Partners' capital and current accounts
Partners’ capital and current accounts
Partners’ Capital Accounts
- Each partner has a Capital Account in the partnership books, which records their capital contribution.
- When a partner introduces more capital into the business, the amount is added to their capital account.
- The figure in the capital account normally stays constant, unless more capital is introduced or part of their share of profits is left in the business.
Current Accounts
- In addition to a capital account, each partner also has a Current Account.
- The current account records their share of the partnership’s profits or losses, as well as any drawings.
- At the end of the accounting period, the profit or loss for the period is distributed to the partners’ current accounts according to the agreed profit-sharing ratio.
- Drawings made by the partner during the year are deducted from their current account. Drawings are sums of money that the partners take out of the business for their personal use.
- The balance on the current account at the end of the year shows the net amount owed to the partner, or débit if they drew out more than their share of profits.
Updating Capital and Current Accounts
- At the end of the financial year, the balance of each partner’s current account is transferred to their capital account.
- If their current account is in credit (because share of profit > drawings), it adds to the balance on their capital account.
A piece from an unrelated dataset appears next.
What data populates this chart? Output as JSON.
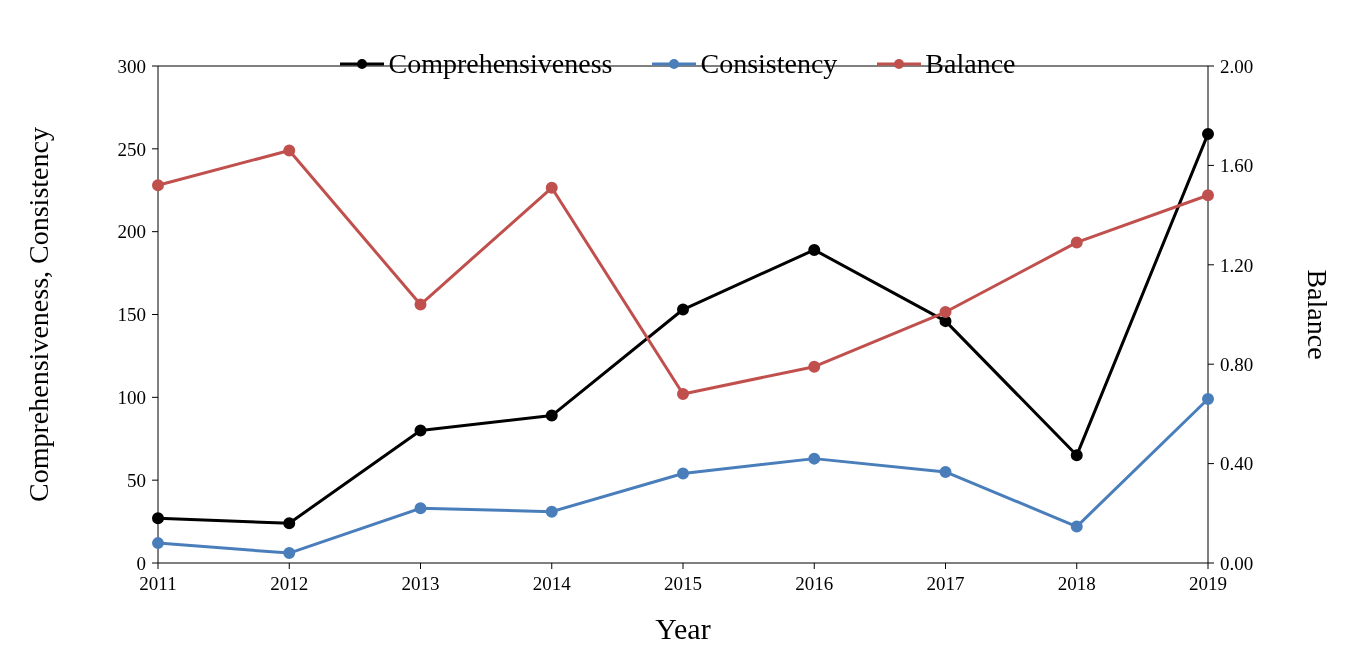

If it is a debit (because drawings > share of profit), it reduces the balance on their capital account.
- Looking at a partner’s capital account can give a snapshot overview of their overall financial standing in the partnership.
Importance of Capital and Current Accounts
- By maintaining separate capital and current accounts for each partner, the partnership can easily keep track of how much capital each partner has invested in, and therefore owns, in the business.
- The separate recording of capital contributions and shared profits/losses allows an accurate assessment of a partner’s share of profits, enabling fair distribution of earnings, and providing transparency in the event of a dispute or dissolution of the partnership.